Before 2008: Declining Home Values, Overwhelmed Consumers

By the time 2006 was over, property values across the country declined to all-time lows. On average, most homes lost 39 percent of their value, especially in depressed suburban areas and impoverished urban centers.

At the same time, consumers who had purchased their properties using a variable rate mortgage could no longer afford their payments because rates began to balloon to amounts they could no longer afford. In many cases, consumers lied on mortgage applications and told banks that they could afford payments that were well beyond their means, while banks rarely checked to see if many of the income statements were actually authentic.

These factors contribute to a great recession that left many Americans without homes, and owing more on houses than what they were actually worth. In turn, the careers of real estate professionals, inspectors, and other homeownership industry workers were in jeopardy.

After 2012: The Housing Market Recovery

After the great recession in 2008, Americans experienced great hardships, including foreclosures, unemployment, and increasing amounts of personal debt.

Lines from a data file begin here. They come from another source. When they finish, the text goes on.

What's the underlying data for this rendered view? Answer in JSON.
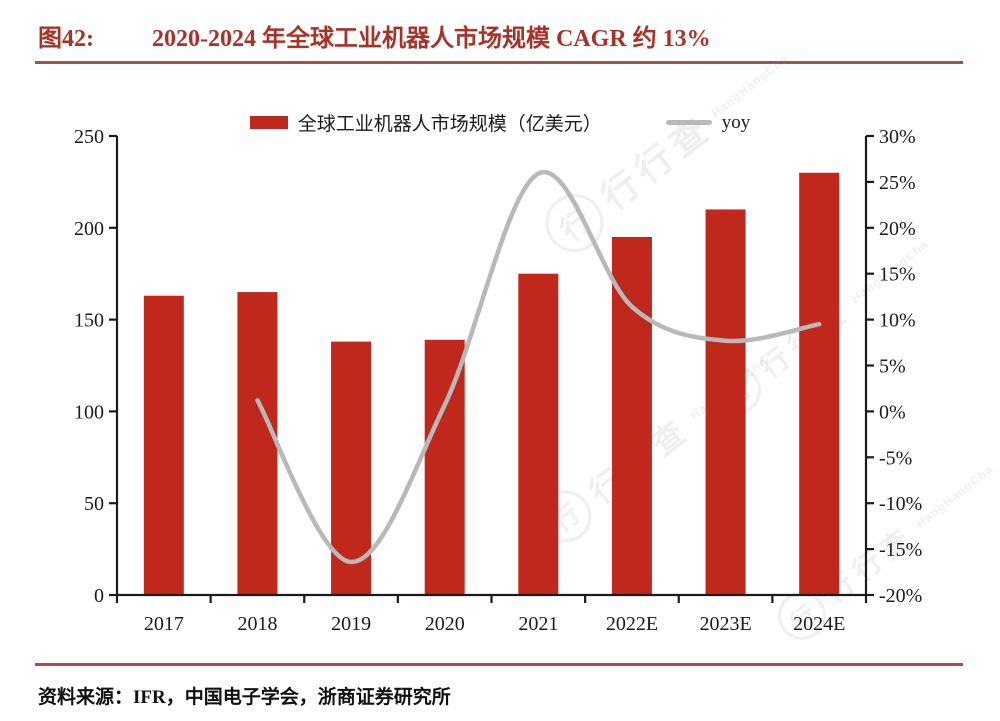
{
  "figure": {
    "label": "图42:",
    "title": "2020-2024 年全球工业机器人市场规模 CAGR 约 13%"
  },
  "legend": {
    "bar_label": "全球工业机器人市场规模（亿美元）",
    "line_label": "yoy"
  },
  "source": {
    "text": "资料来源：IFR，中国电子学会，浙商证券研究所"
  },
  "watermark": {
    "logo_text": "行",
    "cn": "行行查",
    "en": "HangHangCha"
  },
  "colors": {
    "bar": "#c1281c",
    "line": "#b9b9b9",
    "title": "#a93228",
    "rule": "#b2494d",
    "axis": "#1b1b1b",
    "text": "#1c1c1c"
  },
  "chart_data": {
    "type": "bar",
    "title": "2020-2024 年全球工业机器人市场规模 CAGR 约 13%",
    "categories": [
      "2017",
      "2018",
      "2019",
      "2020",
      "2021",
      "2022E",
      "2023E",
      "2024E"
    ],
    "series": [
      {
        "name": "全球工业机器人市场规模（亿美元）",
        "type": "bar",
        "axis": "left",
        "unit": "亿美元",
        "values": [
          163,
          165,
          138,
          139,
          175,
          195,
          210,
          230
        ]
      },
      {
        "name": "yoy",
        "type": "line",
        "axis": "right",
        "unit": "%",
        "values": [
          null,
          1.2,
          -16.4,
          0.7,
          25.9,
          11.4,
          7.7,
          9.5
        ]
      }
    ],
    "left_axis": {
      "min": 0,
      "max": 250,
      "step": 50
    },
    "right_axis": {
      "min": -20,
      "max": 30,
      "step": 5,
      "format": "percent"
    },
    "grid": false,
    "legend_position": "top"
  }
}
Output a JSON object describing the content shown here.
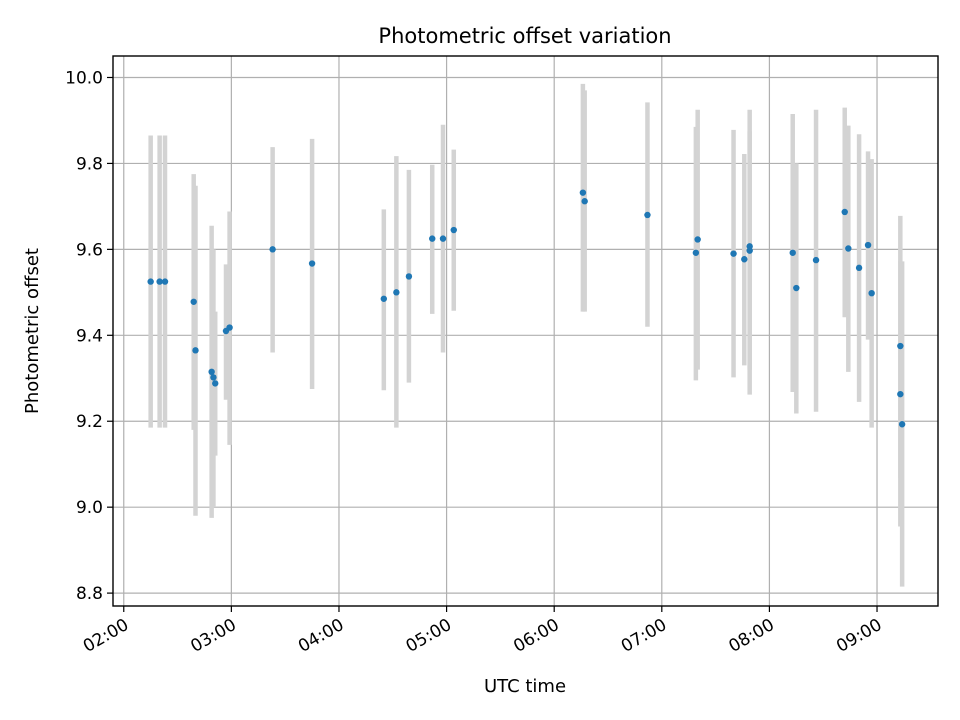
{
  "chart_data": {
    "type": "scatter",
    "title": "Photometric offset variation",
    "xlabel": "UTC time",
    "ylabel": "Photometric offset",
    "x_tick_labels": [
      "02:00",
      "03:00",
      "04:00",
      "05:00",
      "06:00",
      "07:00",
      "08:00",
      "09:00"
    ],
    "y_tick_labels": [
      "8.8",
      "9.0",
      "9.2",
      "9.4",
      "9.6",
      "9.8",
      "10.0"
    ],
    "x_ticks": [
      "02:00",
      "03:00",
      "04:00",
      "05:00",
      "06:00",
      "07:00",
      "08:00",
      "09:00"
    ],
    "y_ticks": [
      8.8,
      9.0,
      9.2,
      9.4,
      9.6,
      9.8,
      10.0
    ],
    "xlim": [
      "01:54",
      "09:34"
    ],
    "ylim": [
      8.77,
      10.05
    ],
    "grid": true,
    "colors": {
      "point": "#1f77b4",
      "errorbar": "#d3d3d3",
      "grid": "#b0b0b0"
    },
    "points": [
      {
        "x": "02:15",
        "y": 9.525,
        "lo": 9.185,
        "hi": 9.865
      },
      {
        "x": "02:20",
        "y": 9.525,
        "lo": 9.185,
        "hi": 9.865
      },
      {
        "x": "02:23",
        "y": 9.525,
        "lo": 9.185,
        "hi": 9.865
      },
      {
        "x": "02:39",
        "y": 9.478,
        "lo": 9.18,
        "hi": 9.775
      },
      {
        "x": "02:40",
        "y": 9.365,
        "lo": 8.98,
        "hi": 9.748
      },
      {
        "x": "02:49",
        "y": 9.315,
        "lo": 8.975,
        "hi": 9.655
      },
      {
        "x": "02:50",
        "y": 9.302,
        "lo": 9.0,
        "hi": 9.6
      },
      {
        "x": "02:51",
        "y": 9.288,
        "lo": 9.12,
        "hi": 9.455
      },
      {
        "x": "02:57",
        "y": 9.41,
        "lo": 9.25,
        "hi": 9.565
      },
      {
        "x": "02:59",
        "y": 9.418,
        "lo": 9.145,
        "hi": 9.688
      },
      {
        "x": "03:23",
        "y": 9.6,
        "lo": 9.36,
        "hi": 9.838
      },
      {
        "x": "03:45",
        "y": 9.567,
        "lo": 9.275,
        "hi": 9.857
      },
      {
        "x": "04:25",
        "y": 9.485,
        "lo": 9.272,
        "hi": 9.693
      },
      {
        "x": "04:32",
        "y": 9.5,
        "lo": 9.185,
        "hi": 9.817
      },
      {
        "x": "04:39",
        "y": 9.537,
        "lo": 9.29,
        "hi": 9.785
      },
      {
        "x": "04:52",
        "y": 9.625,
        "lo": 9.45,
        "hi": 9.797
      },
      {
        "x": "04:58",
        "y": 9.625,
        "lo": 9.36,
        "hi": 9.89
      },
      {
        "x": "05:04",
        "y": 9.645,
        "lo": 9.457,
        "hi": 9.832
      },
      {
        "x": "06:16",
        "y": 9.732,
        "lo": 9.455,
        "hi": 9.985
      },
      {
        "x": "06:17",
        "y": 9.712,
        "lo": 9.455,
        "hi": 9.97
      },
      {
        "x": "06:52",
        "y": 9.68,
        "lo": 9.42,
        "hi": 9.942
      },
      {
        "x": "07:19",
        "y": 9.592,
        "lo": 9.295,
        "hi": 9.885
      },
      {
        "x": "07:20",
        "y": 9.623,
        "lo": 9.32,
        "hi": 9.925
      },
      {
        "x": "07:40",
        "y": 9.59,
        "lo": 9.302,
        "hi": 9.878
      },
      {
        "x": "07:46",
        "y": 9.577,
        "lo": 9.33,
        "hi": 9.822
      },
      {
        "x": "07:49",
        "y": 9.607,
        "lo": 9.262,
        "hi": 9.925
      },
      {
        "x": "07:49",
        "y": 9.597,
        "lo": 9.32,
        "hi": 9.875
      },
      {
        "x": "08:13",
        "y": 9.592,
        "lo": 9.268,
        "hi": 9.915
      },
      {
        "x": "08:15",
        "y": 9.51,
        "lo": 9.218,
        "hi": 9.8
      },
      {
        "x": "08:26",
        "y": 9.575,
        "lo": 9.222,
        "hi": 9.925
      },
      {
        "x": "08:42",
        "y": 9.687,
        "lo": 9.442,
        "hi": 9.93
      },
      {
        "x": "08:44",
        "y": 9.602,
        "lo": 9.315,
        "hi": 9.888
      },
      {
        "x": "08:50",
        "y": 9.557,
        "lo": 9.245,
        "hi": 9.868
      },
      {
        "x": "08:55",
        "y": 9.61,
        "lo": 9.39,
        "hi": 9.828
      },
      {
        "x": "08:57",
        "y": 9.498,
        "lo": 9.185,
        "hi": 9.81
      },
      {
        "x": "09:13",
        "y": 9.375,
        "lo": 9.068,
        "hi": 9.678
      },
      {
        "x": "09:13",
        "y": 9.263,
        "lo": 8.955,
        "hi": 9.572
      },
      {
        "x": "09:14",
        "y": 9.193,
        "lo": 8.815,
        "hi": 9.572
      }
    ]
  }
}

Fortunately, in 2012, everything started to look up for consumers. Banks had begun to ease lending restrictions and Americans were once again ready to buy homes. Because the recovery was still under way, consumers took advantage of home values that were still way below their pre-2008 numbers.

The market has nearly made a full recovery, with homes in many areas only slightly below their original values. Banks continue to lend money to millennials who are just now entering the housing market looking for their first property—and it is once again a great time to buy a house in the United States.